Santa Catarina oficializa sanção de lei contra cotas raciais

23/01/2026

Udesc e Ministério da Igualdade Racial contestam norma aprovada por Jorginho Mello e apontam violação constitucional e prejuízos à inclusão no ensino

A sanção da lei que proíbe a adoção de cotas raciais em instituições de ensino superior de Santa Catarina provocou forte reação da Universidade do Estado de Santa Catarina (Udesc) e do Ministério da Igualdade Racial, que classificaram a medida como um retrocesso social e jurídico.

As duas instituições se posicionaram publicamente contra a norma, alegando afronta à Constituição e às políticas de promoção da igualdade no país.

A legislação foi sancionada nesta quinta-feira (22) pelo governador Jorginho Mello e publicada no Diário Oficial do Estado. O texto veta a implementação de cotas raciais tanto em universidades públicas quanto em faculdades privadas que recebam recursos do governo estadual.

Entre as penalidades previstas, está a aplicação de multa de R$ 100 mil para cada edital que descumprir a proibição. Em caso de reincidência, a lei autoriza ainda o bloqueio de repasses de verbas estaduais às instituições consideradas infratoras.

A medida atinge diretamente a Udesc, as universidades vinculadas ao sistema Acafe e instituições privadas beneficiadas por programas como o Universidade Gratuita e o Fundo de Apoio à Educação Superior (Fumdesc).

Em nota oficial, a Udesc afirmou que a nova lei compromete a autonomia universitária, princípio assegurado constitucionalmente, ao impor limites genéricos à definição de critérios acadêmicos e políticas institucionais. A universidade destacou que ações afirmativas são fundamentadas em evidências científicas e cumprem papel essencial na redução de desigualdades históricas.

A instituição também ressaltou que experiências consolidadas demonstram que a política de cotas amplia o acesso ao ensino superior sem prejuízo à qualidade acadêmica, além de fortalecer a diversidade e a produção do conhecimento.
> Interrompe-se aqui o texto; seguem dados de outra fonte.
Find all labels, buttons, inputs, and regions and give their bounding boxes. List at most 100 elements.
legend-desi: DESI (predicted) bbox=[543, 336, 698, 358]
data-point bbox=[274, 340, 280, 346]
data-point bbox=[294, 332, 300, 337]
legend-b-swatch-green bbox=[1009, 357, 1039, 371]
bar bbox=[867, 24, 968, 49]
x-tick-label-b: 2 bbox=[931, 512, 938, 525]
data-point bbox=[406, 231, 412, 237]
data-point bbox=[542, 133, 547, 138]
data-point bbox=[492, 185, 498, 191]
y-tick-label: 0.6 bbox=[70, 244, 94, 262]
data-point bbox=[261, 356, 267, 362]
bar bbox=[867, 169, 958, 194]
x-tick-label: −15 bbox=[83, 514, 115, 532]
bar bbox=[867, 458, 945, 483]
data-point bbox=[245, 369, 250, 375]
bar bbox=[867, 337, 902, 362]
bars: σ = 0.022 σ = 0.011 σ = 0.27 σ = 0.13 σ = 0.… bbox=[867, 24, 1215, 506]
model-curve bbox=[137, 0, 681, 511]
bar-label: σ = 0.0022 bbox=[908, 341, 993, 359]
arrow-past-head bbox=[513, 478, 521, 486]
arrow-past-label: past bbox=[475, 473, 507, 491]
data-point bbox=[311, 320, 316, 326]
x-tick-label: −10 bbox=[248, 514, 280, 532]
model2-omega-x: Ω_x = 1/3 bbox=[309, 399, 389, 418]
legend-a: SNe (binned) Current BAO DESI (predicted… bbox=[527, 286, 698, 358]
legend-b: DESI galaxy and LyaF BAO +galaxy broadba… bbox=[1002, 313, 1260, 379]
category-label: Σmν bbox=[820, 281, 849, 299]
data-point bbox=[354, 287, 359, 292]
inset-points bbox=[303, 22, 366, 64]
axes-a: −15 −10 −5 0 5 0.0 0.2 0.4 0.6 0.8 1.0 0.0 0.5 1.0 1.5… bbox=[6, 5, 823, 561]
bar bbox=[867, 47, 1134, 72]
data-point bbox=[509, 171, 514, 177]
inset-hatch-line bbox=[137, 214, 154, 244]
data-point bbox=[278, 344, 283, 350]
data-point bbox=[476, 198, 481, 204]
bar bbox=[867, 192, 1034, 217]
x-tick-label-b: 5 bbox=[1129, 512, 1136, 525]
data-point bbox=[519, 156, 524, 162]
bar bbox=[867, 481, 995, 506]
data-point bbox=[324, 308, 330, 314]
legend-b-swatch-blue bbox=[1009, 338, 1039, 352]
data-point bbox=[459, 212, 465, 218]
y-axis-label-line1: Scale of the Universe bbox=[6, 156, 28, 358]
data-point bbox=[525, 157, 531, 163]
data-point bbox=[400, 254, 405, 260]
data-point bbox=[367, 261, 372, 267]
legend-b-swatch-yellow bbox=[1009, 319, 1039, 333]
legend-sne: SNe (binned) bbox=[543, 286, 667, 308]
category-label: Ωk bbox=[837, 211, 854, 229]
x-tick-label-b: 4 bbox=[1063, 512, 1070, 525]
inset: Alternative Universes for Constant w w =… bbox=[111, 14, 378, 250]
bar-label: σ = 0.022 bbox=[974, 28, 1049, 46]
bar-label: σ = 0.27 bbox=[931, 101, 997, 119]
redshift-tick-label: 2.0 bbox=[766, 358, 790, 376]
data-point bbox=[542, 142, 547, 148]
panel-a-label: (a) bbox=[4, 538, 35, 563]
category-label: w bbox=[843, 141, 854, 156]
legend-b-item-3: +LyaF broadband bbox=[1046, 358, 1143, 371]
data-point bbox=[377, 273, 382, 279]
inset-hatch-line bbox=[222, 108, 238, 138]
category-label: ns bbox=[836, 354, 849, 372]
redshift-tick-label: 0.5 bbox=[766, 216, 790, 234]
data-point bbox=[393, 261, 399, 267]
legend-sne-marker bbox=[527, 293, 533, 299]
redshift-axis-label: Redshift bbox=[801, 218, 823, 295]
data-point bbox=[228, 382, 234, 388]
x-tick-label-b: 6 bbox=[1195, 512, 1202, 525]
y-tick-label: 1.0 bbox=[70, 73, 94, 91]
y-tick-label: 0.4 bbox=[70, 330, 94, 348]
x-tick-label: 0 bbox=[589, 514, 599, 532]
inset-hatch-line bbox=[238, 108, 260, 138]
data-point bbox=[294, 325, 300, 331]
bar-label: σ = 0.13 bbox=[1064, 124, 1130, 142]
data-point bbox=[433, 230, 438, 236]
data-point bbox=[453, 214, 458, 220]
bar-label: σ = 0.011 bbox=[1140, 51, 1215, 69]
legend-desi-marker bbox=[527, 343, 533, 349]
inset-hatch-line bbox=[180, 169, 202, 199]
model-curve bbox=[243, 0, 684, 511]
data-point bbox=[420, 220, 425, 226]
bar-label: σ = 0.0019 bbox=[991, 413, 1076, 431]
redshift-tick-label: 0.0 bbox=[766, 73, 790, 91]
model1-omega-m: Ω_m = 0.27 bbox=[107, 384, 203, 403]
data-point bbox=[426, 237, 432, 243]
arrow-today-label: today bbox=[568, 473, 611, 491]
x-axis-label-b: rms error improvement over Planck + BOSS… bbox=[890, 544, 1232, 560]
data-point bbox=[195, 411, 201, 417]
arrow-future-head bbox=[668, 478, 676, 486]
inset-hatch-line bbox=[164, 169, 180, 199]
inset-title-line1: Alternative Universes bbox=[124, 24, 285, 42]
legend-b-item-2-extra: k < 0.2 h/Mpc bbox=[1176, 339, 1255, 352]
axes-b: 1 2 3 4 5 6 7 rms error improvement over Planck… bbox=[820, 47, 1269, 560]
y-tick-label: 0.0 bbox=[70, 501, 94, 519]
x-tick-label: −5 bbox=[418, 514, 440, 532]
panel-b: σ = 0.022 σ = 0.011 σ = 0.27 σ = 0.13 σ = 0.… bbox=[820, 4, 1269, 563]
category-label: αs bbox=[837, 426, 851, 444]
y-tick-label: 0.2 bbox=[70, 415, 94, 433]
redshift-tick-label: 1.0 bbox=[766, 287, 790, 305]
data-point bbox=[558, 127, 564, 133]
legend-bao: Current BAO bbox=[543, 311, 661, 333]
Segundo a Udesc, a decisão representa um retrocesso com impactos negativos para o desenvolvimento social, econômico e científico do estado.

O Ministério da Igualdade Racial também se manifestou de forma crítica. A pasta classificou a lei como inconstitucional e afirmou que a norma entra em conflito com diretrizes federais voltadas à promoção da igualdade racial. De acordo com o ministério, a ministra Anielle Franco irá acionar a Ordem dos Advogados do Brasil (OAB) para avaliar medidas jurídicas cabíveis.

Para o ministério, as ações afirmativas constituem uma das principais políticas reparatórias do país, com resultados comprovados por pesquisas científicas e impacto direto na vida de milhares de famílias. A pasta afirmou ainda que eventuais tentativas de enfraquecer direitos já consolidados serão contestadas.

 

O que prevê a lei

Apesar da proibição às cotas raciais, o texto sancionado mantém a possibilidade de reserva de vagas para pessoas com deficiência, estudantes que cursaram o ensino médio em escolas públicas estaduais e candidatos selecionados com base exclusiva na renda.

Além das multas, a legislação estabelece a suspensão de repasses estaduais às instituições que insistirem em descumprir a norma.